On ne peut pas parler de «terrorisme», a-t-il estimé, lorsqu’une attaque vise un convoi militaire, puisque dans ce cas, le moyen utilisé, quel qu’il soit, reste une arme militaire…
«L’Amérique ne peut pas attaquer(les autres) et condamner des attaques contre elle. Nous tous, les Etats-Unis y compris, pouvons parvenir(à l’éradication du terrorisme, ndlr), a déclaré Museveni, lui-même ancien officier guérillero devenu Président de la République.»

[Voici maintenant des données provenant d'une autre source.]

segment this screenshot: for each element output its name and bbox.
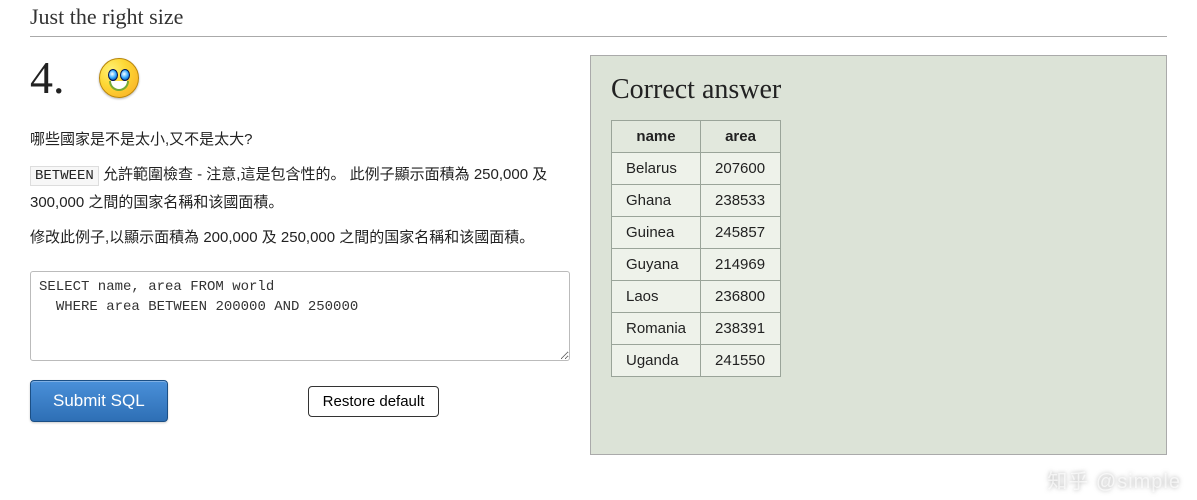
table-row: Laos236800: [612, 281, 781, 313]
grin-face-icon: [99, 58, 139, 98]
cell-name: Laos: [612, 281, 701, 313]
result-table: name area Belarus207600Ghana238533Guinea…: [611, 120, 781, 377]
cell-name: Uganda: [612, 345, 701, 377]
question-number: 4.: [30, 51, 65, 104]
question-text: 哪些國家是不是太小,又不是太大? BETWEEN 允許範圍檢查 - 注意,這是包…: [30, 126, 570, 251]
table-row: Guyana214969: [612, 249, 781, 281]
answer-heading: Correct answer: [611, 74, 1146, 106]
question-line-2: BETWEEN 允許範圍檢查 - 注意,這是包含性的。 此例子顯示面積為 250…: [30, 161, 570, 216]
question-panel: 4. 哪些國家是不是太小,又不是太大? BETWEEN 允許範圍檢查 - 注意,…: [30, 37, 570, 455]
cell-name: Guyana: [612, 249, 701, 281]
cell-area: 241550: [701, 345, 781, 377]
main-content: 4. 哪些國家是不是太小,又不是太大? BETWEEN 允許範圍檢查 - 注意,…: [0, 37, 1197, 455]
cell-area: 245857: [701, 217, 781, 249]
cell-name: Ghana: [612, 185, 701, 217]
question-line-2-tail: 允許範圍檢查 - 注意,這是包含性的。 此例子顯示面積為 250,000 及 3…: [30, 166, 547, 211]
cell-area: 236800: [701, 281, 781, 313]
cell-area: 238391: [701, 313, 781, 345]
submit-sql-button[interactable]: Submit SQL: [30, 380, 168, 422]
col-name: name: [612, 121, 701, 153]
cell-name: Romania: [612, 313, 701, 345]
col-area: area: [701, 121, 781, 153]
cell-name: Guinea: [612, 217, 701, 249]
cell-area: 207600: [701, 153, 781, 185]
cell-area: 238533: [701, 185, 781, 217]
restore-default-button[interactable]: Restore default: [308, 386, 440, 417]
question-line-3: 修改此例子,以顯示面積為 200,000 及 250,000 之間的国家名稱和该…: [30, 224, 570, 251]
cell-name: Belarus: [612, 153, 701, 185]
cell-area: 214969: [701, 249, 781, 281]
question-header: 4.: [30, 51, 570, 104]
watermark: 知乎 @simple: [1047, 465, 1181, 494]
sql-input[interactable]: [30, 271, 570, 361]
table-row: Belarus207600: [612, 153, 781, 185]
table-header-row: name area: [612, 121, 781, 153]
table-row: Romania238391: [612, 313, 781, 345]
answer-panel[interactable]: Correct answer name area Belarus207600Gh…: [590, 55, 1167, 455]
table-row: Guinea245857: [612, 217, 781, 249]
table-row: Ghana238533: [612, 185, 781, 217]
question-line-1: 哪些國家是不是太小,又不是太大?: [30, 126, 570, 153]
button-row: Submit SQL Restore default: [30, 380, 570, 422]
page-title: Just the right size: [0, 0, 1197, 36]
between-keyword: BETWEEN: [30, 166, 99, 186]
table-row: Uganda241550: [612, 345, 781, 377]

Il a évoqué le passé pas très lointain, où la haine fondée sur les différences de religions donnait lieu à des confrontations violentes en Ouganda, ce qui a aujourd’hui disparu «à la faveur de l’avènement des mouvements politiques» et aussi son accession au pouvoir.

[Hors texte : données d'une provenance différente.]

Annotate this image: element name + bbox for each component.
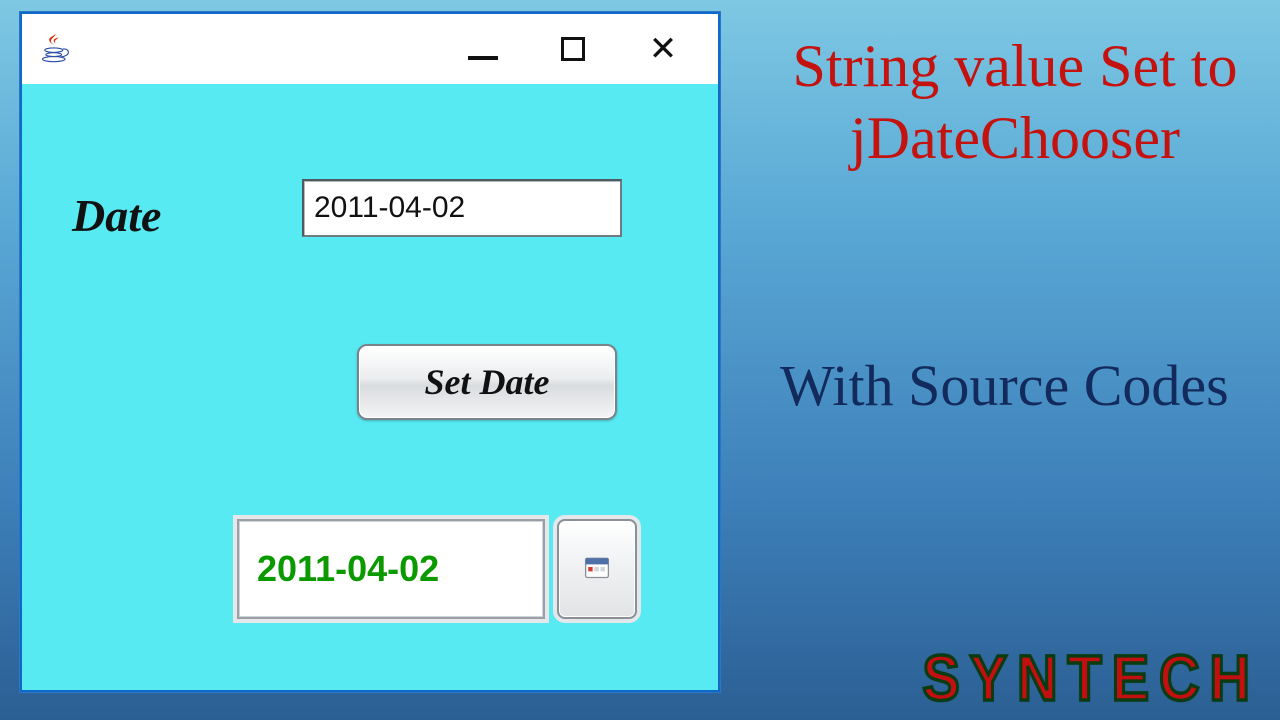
java-cup-icon bbox=[36, 29, 76, 69]
brand-watermark: SYNTECH bbox=[922, 640, 1260, 715]
headline-red: String value Set to jDateChooser bbox=[770, 30, 1260, 174]
date-input[interactable]: 2011-04-02 bbox=[302, 179, 622, 237]
jdatechooser: 2011-04-02 bbox=[237, 519, 637, 619]
client-area: Date 2011-04-02 Set Date 2011-04-02 bbox=[22, 84, 718, 690]
app-window: ✕ Date 2011-04-02 Set Date 2011-04-02 bbox=[20, 12, 720, 692]
window-controls: ✕ bbox=[458, 24, 708, 74]
jdatechooser-button[interactable] bbox=[557, 519, 637, 619]
headline-blue: With Source Codes bbox=[770, 350, 1260, 423]
set-date-button[interactable]: Set Date bbox=[357, 344, 617, 420]
jdatechooser-field[interactable]: 2011-04-02 bbox=[237, 519, 545, 619]
calendar-icon bbox=[583, 553, 611, 586]
minimize-button[interactable] bbox=[458, 24, 508, 74]
date-label: Date bbox=[72, 189, 161, 242]
close-button[interactable]: ✕ bbox=[638, 24, 688, 74]
titlebar[interactable]: ✕ bbox=[22, 14, 718, 84]
maximize-button[interactable] bbox=[548, 24, 598, 74]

«En Ouganda, chrétiens et musulmans prient dans leurs maisons, dans les églises ou dans les mosquées comme ils l’entendent, sans plus. Et lorsqu’il s’agit des problèmes du pays, le sentiment religieux s’efface», s’est-il réjoui.
Yoweri Museven a également invité les pays riches membres de l’Organisation de la Conférence Islamique, à investir massivement dans les pays membres de l’OCI, ce qui permettra de renforcer la coopération dans la Communauté, de promouvoir la prospérité économique et de réduire la pauvreté.
«N’étant pas partisan de l’hypocrisie, je préfère la diplomatie directe. Je vais donc dire clairement que, si nous voulons réellement vaincre nos ennemies communs, y compris la pauvreté, le moment est venu pour nous de nous y consacrer, en exploitant les énormes potentialités, qui existent dans les pays de la Umah islamique», a-t-il ajouté.
Des centaines de délégations représentant les 57 pays membres, participent aux travaux de Kampala, aux côtés du Secrétaire général de l’organisation, le professeur Ekmeleddine Ishanoglu, ainsi que des missions d’observateurs d’une dizaine pays non membres, dont celle des Etats-Unis.